South Chilcotin Mountains Park is a visually spectacular area with mid elevation grasslands, sub alpine and alpine meadows, lakes and mountain peaks. The park encompasses the complete watersheds of Lizard and Leckie Creeks as well as significant portions of other large intact watersheds and headwaters.
There are broad valleys and ridges with interconnecting trail systems. Over 200km of trails through broad valleys, alpine meadows and ridges offer an excellent variety of loop trips of varying difficulty and distances for hikers, horse riders and mountain bikers.
Visitors to this park will have an outstanding wilderness experience while wildlife viewing, fishing and skiing in winter.
Backcountry camping is allowed at seven areas in the park that are designated backcountry sites. These sites are user maintained. Some, but not all sites provide a rustic picnic table and pit toilet.
These sites are at the following locations:
All sites are well treed and provide an opportunity to cache food.
There are no designated backcountry camping sites in alpine areas, but wilderness camping is allowed. Visitors should practice leave no trace camping.
This park only has pit toilets, no flush toilets. There are user maintained pit toilets at some of the designated backcountry sites. Visitors should exercise proper backcountry sanitation procedures when no facilities are available. Deposit human waste in cat holes. Cat holes are 6 to 8 inches deep and should be located at least 30 metres from any water source. Thoroughly cover and disguise cat holes when finished. Bury toilet paper as well. Do not burn it.
For your own safety and the preservation of the park, obey posted signs and keep to designated trails. Shortcutting trails destroys plant life and soil structure.
Several companies have permits to operate guided hiking trips in the park. For more information, email firstname.lastname@example.org.
Swimming is allowed in the various lakes in the park, although the water is generally quite cool even in mid-summer. There are no lifeguards on duty.
Spruce Lake is the most common fishing destination in the park. Rainbow trout are found in Spruce, Trigger, Hummingbird and Warner lakes, as well as Gun and Tyaughton creeks. Anyone fishing or angling in British Columbia must have an appropriate licence.
There are a number of companies with permits for angle guiding in the park. For more information, email email@example.com.
Wildlife viewing is popular in the park. Grizzly bears, mountain goats and deer are commonly seen, as are grouse and birds of prey. There are many types of song birds as well. Visitors may also see moose, bighorn sheep and, if you’re very lucky, wolverine.
South Chilcotin Mountains Park provides some of the best mountain biking experiences in BC with great single track trails throughout the park. Note that there are steep, muddy and or rocky sections on all trails.
Mountain bikers must yield to hikers and horses. When meeting horses, dismount and wait on the downhill side of the trail. When catching up to a string, be patient. The riders will pull aside at the first location that has sufficient room to let you by.
Please note that bicycles with electric assist motors (e-bikes) are not allowed on the trails within South Chilcotin Mountains Park. E-bikes are restricted to park roads and areas where motorized use is permitted. The only exception to this policy will be for authorized and identified trail maintenance bikes conducting work on behalf of BC Parks.
Horseback riding in South Chilcotin Mountains Park can be spectacular with easy access alpine, high mountain vistas, flower meadows and good wildlife viewing throughout the park.
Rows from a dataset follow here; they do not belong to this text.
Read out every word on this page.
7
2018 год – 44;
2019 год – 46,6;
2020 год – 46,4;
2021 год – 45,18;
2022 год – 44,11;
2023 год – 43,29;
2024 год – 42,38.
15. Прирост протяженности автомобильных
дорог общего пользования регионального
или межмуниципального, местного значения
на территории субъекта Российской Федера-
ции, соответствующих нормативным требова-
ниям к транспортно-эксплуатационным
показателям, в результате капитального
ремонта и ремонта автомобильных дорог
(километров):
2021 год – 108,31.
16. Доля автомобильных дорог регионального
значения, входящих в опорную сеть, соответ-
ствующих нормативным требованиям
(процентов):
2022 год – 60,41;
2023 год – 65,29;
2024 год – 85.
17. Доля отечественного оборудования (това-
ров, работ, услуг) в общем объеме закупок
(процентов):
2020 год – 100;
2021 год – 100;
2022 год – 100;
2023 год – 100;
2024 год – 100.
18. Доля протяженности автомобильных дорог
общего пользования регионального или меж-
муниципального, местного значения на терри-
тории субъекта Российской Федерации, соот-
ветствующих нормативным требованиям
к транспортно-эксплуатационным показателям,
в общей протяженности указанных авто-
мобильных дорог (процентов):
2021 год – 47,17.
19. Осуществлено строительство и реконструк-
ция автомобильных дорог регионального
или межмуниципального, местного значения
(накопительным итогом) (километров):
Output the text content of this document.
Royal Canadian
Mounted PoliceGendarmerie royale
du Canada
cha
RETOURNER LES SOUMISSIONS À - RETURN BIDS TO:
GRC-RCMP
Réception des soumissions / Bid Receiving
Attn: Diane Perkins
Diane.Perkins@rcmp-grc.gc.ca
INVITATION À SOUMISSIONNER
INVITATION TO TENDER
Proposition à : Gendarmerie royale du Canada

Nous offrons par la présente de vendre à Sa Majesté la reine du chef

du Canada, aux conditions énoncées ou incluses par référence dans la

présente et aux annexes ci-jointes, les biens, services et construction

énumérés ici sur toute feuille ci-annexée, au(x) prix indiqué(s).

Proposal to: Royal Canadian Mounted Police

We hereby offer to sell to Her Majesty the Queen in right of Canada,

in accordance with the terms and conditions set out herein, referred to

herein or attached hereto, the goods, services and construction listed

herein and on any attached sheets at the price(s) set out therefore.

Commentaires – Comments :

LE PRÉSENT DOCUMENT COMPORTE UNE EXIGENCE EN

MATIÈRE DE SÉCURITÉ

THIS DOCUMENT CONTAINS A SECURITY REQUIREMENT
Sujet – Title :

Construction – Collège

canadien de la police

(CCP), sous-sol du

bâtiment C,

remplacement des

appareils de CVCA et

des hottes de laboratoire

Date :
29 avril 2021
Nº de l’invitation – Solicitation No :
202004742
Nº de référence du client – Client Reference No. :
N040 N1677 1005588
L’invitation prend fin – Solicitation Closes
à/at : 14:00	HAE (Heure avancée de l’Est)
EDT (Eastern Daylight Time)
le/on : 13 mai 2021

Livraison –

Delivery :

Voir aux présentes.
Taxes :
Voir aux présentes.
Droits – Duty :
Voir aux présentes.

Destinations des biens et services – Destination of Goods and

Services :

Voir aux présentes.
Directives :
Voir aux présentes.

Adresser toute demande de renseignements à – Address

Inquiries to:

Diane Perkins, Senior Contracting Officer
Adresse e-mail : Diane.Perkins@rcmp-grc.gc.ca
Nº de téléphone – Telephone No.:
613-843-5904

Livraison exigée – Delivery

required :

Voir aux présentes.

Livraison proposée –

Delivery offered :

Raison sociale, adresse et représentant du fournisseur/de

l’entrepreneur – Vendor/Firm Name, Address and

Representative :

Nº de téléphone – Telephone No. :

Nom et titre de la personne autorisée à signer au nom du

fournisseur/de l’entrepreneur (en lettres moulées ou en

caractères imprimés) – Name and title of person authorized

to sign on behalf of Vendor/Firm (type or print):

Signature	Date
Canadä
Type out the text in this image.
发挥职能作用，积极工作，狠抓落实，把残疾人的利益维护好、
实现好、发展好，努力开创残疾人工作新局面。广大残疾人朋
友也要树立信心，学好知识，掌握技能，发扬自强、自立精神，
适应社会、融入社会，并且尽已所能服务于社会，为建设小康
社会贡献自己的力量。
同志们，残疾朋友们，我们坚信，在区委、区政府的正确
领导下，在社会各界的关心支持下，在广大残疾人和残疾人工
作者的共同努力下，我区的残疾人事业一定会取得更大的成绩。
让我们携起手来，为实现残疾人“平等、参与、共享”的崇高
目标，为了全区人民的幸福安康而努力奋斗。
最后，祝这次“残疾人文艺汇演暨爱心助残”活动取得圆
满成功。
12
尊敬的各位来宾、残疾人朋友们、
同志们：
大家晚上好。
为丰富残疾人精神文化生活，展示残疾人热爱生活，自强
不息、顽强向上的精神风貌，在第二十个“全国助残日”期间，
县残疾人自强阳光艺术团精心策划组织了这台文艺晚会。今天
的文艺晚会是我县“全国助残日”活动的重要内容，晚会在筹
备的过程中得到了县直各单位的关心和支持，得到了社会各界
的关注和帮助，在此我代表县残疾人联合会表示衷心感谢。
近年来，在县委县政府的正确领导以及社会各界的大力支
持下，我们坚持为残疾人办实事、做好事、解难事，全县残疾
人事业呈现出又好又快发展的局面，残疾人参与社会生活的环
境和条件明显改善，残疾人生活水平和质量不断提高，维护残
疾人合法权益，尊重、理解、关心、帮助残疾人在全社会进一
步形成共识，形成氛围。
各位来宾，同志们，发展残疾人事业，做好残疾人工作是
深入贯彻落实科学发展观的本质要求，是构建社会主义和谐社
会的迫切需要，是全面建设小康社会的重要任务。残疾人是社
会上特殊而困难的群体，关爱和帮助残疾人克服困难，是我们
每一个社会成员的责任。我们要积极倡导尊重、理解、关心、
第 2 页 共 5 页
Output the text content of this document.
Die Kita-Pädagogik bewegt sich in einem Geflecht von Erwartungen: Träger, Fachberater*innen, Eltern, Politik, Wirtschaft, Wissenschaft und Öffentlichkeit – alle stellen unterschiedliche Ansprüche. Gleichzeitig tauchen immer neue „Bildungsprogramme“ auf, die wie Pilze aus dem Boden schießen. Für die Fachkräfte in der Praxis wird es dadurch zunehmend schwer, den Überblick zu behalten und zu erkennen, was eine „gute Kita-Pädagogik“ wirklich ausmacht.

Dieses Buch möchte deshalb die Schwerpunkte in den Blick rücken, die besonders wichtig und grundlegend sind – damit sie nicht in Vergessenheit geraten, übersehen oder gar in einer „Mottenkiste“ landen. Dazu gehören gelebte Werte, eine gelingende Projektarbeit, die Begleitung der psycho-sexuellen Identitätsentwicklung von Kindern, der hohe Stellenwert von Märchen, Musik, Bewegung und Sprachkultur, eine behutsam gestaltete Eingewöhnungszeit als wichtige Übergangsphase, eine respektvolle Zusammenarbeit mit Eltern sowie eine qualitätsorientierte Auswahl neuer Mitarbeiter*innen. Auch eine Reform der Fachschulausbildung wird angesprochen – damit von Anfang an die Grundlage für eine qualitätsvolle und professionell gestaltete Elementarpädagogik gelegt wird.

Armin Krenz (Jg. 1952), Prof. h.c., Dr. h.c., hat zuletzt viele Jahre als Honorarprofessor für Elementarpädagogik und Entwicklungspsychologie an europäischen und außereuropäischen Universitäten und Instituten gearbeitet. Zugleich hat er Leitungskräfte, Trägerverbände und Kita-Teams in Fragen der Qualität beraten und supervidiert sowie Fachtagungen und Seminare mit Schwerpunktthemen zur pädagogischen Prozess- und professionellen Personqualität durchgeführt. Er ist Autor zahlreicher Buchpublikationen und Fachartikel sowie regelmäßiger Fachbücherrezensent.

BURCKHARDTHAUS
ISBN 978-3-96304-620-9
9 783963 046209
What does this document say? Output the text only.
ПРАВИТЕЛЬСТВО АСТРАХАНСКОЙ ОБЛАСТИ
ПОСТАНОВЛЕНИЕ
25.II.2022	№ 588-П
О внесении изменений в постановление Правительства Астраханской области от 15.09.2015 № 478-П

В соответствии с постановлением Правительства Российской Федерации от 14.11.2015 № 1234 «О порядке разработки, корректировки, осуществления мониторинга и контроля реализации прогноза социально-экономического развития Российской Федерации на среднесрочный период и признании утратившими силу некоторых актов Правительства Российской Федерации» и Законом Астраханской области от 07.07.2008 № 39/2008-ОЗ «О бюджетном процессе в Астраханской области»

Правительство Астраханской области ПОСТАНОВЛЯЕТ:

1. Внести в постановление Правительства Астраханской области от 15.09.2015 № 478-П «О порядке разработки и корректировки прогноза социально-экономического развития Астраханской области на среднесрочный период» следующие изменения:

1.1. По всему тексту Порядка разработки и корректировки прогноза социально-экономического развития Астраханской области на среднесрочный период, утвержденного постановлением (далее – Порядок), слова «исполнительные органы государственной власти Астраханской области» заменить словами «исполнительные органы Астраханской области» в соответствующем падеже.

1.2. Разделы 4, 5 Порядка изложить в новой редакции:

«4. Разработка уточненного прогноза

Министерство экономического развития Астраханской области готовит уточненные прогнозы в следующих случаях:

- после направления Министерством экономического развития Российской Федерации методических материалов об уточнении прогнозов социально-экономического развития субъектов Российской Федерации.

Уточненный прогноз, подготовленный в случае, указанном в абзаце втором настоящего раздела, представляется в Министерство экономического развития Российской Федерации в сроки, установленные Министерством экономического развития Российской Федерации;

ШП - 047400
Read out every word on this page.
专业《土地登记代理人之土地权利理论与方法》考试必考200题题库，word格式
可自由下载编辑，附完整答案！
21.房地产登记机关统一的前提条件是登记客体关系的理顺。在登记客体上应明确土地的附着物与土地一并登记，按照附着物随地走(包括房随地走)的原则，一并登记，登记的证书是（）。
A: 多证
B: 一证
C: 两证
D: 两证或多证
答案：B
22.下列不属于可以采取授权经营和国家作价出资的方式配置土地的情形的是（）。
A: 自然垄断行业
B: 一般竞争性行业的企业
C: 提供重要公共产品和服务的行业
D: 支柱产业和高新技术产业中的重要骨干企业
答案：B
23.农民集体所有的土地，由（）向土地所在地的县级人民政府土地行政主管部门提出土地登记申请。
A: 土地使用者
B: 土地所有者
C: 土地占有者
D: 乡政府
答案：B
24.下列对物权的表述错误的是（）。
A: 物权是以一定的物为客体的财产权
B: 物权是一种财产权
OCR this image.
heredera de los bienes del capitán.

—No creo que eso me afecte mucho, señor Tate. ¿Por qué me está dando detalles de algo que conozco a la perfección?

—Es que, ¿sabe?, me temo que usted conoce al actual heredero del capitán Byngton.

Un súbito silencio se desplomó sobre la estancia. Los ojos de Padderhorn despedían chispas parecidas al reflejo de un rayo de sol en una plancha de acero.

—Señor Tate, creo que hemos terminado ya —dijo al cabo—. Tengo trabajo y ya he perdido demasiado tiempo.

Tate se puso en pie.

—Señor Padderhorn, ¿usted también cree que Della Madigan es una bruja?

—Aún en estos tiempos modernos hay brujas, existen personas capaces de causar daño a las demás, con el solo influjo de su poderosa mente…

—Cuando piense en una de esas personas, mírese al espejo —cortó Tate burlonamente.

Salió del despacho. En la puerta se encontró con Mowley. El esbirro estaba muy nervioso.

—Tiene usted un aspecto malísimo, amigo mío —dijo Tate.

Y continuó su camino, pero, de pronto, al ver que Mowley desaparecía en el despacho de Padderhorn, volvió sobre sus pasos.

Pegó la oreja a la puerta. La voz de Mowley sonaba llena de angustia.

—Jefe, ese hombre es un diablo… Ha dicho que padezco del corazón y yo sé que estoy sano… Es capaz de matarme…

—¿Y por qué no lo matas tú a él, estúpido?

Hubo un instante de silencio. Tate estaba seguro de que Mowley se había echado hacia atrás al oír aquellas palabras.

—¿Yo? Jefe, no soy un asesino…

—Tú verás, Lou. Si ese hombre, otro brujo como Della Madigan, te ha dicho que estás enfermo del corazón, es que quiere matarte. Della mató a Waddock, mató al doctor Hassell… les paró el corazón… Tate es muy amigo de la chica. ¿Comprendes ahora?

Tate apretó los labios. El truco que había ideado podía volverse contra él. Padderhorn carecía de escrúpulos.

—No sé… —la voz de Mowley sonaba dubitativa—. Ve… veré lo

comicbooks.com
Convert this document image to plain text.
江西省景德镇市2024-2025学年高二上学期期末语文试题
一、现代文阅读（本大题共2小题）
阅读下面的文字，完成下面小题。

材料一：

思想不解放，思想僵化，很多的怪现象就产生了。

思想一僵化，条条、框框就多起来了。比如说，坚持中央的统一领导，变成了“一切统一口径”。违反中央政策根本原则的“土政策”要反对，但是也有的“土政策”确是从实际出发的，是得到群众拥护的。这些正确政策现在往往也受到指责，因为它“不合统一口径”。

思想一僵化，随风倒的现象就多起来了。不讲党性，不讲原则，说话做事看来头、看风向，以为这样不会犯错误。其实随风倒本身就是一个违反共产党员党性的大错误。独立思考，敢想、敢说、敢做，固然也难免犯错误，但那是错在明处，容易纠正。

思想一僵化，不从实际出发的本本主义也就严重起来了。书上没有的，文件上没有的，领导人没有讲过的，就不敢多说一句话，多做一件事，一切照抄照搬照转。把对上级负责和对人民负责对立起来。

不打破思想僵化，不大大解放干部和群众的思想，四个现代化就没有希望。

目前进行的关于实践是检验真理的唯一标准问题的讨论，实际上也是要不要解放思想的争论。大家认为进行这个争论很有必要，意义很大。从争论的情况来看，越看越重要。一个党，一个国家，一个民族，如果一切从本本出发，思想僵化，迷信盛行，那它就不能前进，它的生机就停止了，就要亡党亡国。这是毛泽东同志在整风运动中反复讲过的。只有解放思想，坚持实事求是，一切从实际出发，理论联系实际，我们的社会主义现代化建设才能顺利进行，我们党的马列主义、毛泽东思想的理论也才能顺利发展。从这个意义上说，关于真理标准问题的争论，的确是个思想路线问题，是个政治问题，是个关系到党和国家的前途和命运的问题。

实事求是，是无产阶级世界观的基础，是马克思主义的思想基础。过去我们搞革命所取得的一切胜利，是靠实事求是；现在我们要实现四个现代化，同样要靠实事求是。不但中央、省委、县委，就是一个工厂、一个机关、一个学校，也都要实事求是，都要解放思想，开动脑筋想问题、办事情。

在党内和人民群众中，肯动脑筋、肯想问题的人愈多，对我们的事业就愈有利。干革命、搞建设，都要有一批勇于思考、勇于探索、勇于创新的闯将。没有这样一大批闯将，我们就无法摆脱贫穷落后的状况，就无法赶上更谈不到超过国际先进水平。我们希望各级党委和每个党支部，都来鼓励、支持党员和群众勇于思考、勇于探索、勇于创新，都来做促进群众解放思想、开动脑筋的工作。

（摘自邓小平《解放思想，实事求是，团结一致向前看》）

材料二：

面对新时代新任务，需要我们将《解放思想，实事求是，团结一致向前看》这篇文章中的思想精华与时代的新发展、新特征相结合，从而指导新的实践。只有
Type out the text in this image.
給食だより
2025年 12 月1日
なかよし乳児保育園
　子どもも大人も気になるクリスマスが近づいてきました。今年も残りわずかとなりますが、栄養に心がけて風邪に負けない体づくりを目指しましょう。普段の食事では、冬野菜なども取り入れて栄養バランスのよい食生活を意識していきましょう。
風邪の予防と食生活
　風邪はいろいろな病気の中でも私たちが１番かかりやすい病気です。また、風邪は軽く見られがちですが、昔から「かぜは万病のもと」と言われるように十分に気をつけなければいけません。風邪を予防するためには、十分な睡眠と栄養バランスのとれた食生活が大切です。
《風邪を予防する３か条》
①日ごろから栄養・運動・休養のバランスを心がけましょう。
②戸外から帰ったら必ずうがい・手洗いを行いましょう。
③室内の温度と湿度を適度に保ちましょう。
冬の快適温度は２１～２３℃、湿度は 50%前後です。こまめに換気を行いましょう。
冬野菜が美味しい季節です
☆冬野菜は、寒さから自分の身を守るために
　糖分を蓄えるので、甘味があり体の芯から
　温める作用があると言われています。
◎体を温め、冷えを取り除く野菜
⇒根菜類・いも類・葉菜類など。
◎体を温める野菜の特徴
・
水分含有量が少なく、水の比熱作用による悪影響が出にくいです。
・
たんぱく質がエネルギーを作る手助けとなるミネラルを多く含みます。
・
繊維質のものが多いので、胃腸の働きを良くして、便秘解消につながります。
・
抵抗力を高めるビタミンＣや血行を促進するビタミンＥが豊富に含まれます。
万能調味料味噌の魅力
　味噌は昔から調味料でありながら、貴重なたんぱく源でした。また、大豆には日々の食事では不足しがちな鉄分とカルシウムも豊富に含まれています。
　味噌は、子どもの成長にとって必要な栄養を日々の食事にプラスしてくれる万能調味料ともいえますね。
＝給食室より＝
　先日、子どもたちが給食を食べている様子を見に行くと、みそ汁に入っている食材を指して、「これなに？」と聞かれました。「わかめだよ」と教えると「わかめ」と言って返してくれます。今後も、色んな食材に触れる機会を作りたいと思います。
Horse groups should not camp at Spruce Lake North campsite. Cowboy Camp on the Gun Creek Trail is a great location for horse groups.
There are companies with permits to operate guided horse trips in the park. For more information, email firstname.lastname@example.org.
The park is open to hunting. Anyone hunting in British Columbia must have the appropriate license. Check the BC Hunting & Trapping Regulations Synopsis for seasons and closures.
A guide outfitter operates within the park, as does a company with a transporter permit. For more information, email email@example.com.
This park lies approximately 150km north of Whistler and 95km west of Lillooet. Access from Pemberton is via the Hurley Forest Service Road to Gold Bridge (this road climbs steeply to 1,850 metres and can be very rough) or from Lillooet along Carpenter Lake on Hwy 40.
To access the Jewel Bridge trail head, take the Slim Creek FSR (about 7km east of Gold Bridge on Hwy 40), off Hwy 40 and head generally north for approximately 12km to the start of the Gun Creek/Spruce Lake Trail at Jewel Creek. Alternatively, visitors can drive to Gun Lake and access this logging road at the east end of the lake. The park may also be accessed by the southeast and east sides via logging and mining roads. Many of these roads require a four-wheel drive vehicle.
BC Parks honours Indigenous Peoples’ connection to the land and respects the importance of their diverse teachings, traditions, and practices within these territories. This park webpage may not adequately represent the full history of this park and the connection of Indigenous Peoples to this land. We are working in partnership with Indigenous Peoples to update our websites so that they better reflect the history and cultures of these special places.